AI-generated summary
A core aspect of human perception is situated awareness, the ability to relate ourselves to the surrounding physical environment and reason over possible actions in context. However, most existing benchmarks for multimodal foundation models (MFMs) emphasize environment-centric spatial relations (relations among objects in a scene), while largely overlooking observer-centric relationships that require reasoning relative to agent's viewpoint, pose, and motion. To bridge this gap, we introduce SAW-Bench (Situated Awareness in the Real World), a novel benchmark for evaluating egocentric situated awareness using real-world videos. SAW-Bench comprises 786 self-recorded videos captured with Ray-Ban Meta (Gen 2) smart glasses spanning diverse indoor and outdoor environments, and over 2,071 human-annotated question-answer pairs. It probes a model's observer-centric understanding with six different awareness tasks. Our comprehensive evaluation reveals a human-model performance gap of 37.66%, even with the best-performing MFM, Gemini 3 Flash.
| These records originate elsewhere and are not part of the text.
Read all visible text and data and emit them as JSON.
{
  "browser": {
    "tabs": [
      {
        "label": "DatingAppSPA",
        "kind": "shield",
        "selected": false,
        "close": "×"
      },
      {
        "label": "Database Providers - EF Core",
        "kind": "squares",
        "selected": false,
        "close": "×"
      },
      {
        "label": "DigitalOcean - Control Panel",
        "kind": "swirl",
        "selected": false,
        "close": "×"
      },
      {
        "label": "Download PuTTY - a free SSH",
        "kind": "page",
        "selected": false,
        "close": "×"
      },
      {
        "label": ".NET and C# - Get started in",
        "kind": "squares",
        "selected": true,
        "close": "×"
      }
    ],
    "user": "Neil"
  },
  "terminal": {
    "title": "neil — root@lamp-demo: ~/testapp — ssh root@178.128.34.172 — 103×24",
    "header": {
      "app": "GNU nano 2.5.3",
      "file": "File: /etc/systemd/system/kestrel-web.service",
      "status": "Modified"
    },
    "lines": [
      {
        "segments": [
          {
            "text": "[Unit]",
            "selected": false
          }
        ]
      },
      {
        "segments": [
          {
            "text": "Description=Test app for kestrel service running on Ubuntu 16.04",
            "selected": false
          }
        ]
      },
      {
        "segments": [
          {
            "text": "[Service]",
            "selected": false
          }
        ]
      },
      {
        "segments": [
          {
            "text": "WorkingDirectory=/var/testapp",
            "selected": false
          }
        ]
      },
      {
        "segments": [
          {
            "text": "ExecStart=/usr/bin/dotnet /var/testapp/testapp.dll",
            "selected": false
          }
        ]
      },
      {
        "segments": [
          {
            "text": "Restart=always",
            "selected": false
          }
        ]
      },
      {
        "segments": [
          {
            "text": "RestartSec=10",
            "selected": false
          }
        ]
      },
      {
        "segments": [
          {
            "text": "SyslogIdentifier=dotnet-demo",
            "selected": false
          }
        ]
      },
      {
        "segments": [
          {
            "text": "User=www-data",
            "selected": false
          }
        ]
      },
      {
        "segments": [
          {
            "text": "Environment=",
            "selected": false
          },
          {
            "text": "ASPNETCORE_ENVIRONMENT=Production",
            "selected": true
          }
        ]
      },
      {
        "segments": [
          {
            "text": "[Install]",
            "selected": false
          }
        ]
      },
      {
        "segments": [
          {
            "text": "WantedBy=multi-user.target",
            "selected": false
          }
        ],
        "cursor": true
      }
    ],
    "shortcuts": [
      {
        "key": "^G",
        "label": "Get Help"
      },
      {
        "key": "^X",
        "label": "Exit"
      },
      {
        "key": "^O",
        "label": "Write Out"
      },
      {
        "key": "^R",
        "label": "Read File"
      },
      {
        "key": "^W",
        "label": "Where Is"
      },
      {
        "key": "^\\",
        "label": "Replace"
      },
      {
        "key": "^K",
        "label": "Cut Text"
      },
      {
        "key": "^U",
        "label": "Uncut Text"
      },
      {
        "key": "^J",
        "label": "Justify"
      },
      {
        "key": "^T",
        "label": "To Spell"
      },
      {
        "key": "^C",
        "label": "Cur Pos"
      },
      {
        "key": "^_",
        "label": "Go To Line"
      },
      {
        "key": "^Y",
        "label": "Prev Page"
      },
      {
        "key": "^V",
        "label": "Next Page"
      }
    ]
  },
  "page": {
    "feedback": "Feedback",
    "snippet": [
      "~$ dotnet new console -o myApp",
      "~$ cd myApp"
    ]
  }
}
Beyond this gap, our in-depth analysis uncovers several notable findings; for example, while models can exploit partial geometric cues in egocentric videos, they often fail to infer a coherent camera geometry, leading to systematic spatial reasoning errors. We position SAW-Bench as a benchmark for situated spatial intelligence, moving beyond passive observation to understanding physically grounded, observer-centric dynamics.
SAW-Bench introduces egocentric situated awareness in real-world video, challenging models with observer-centric reasoning and six tasks, revealing a substantial human-model gap.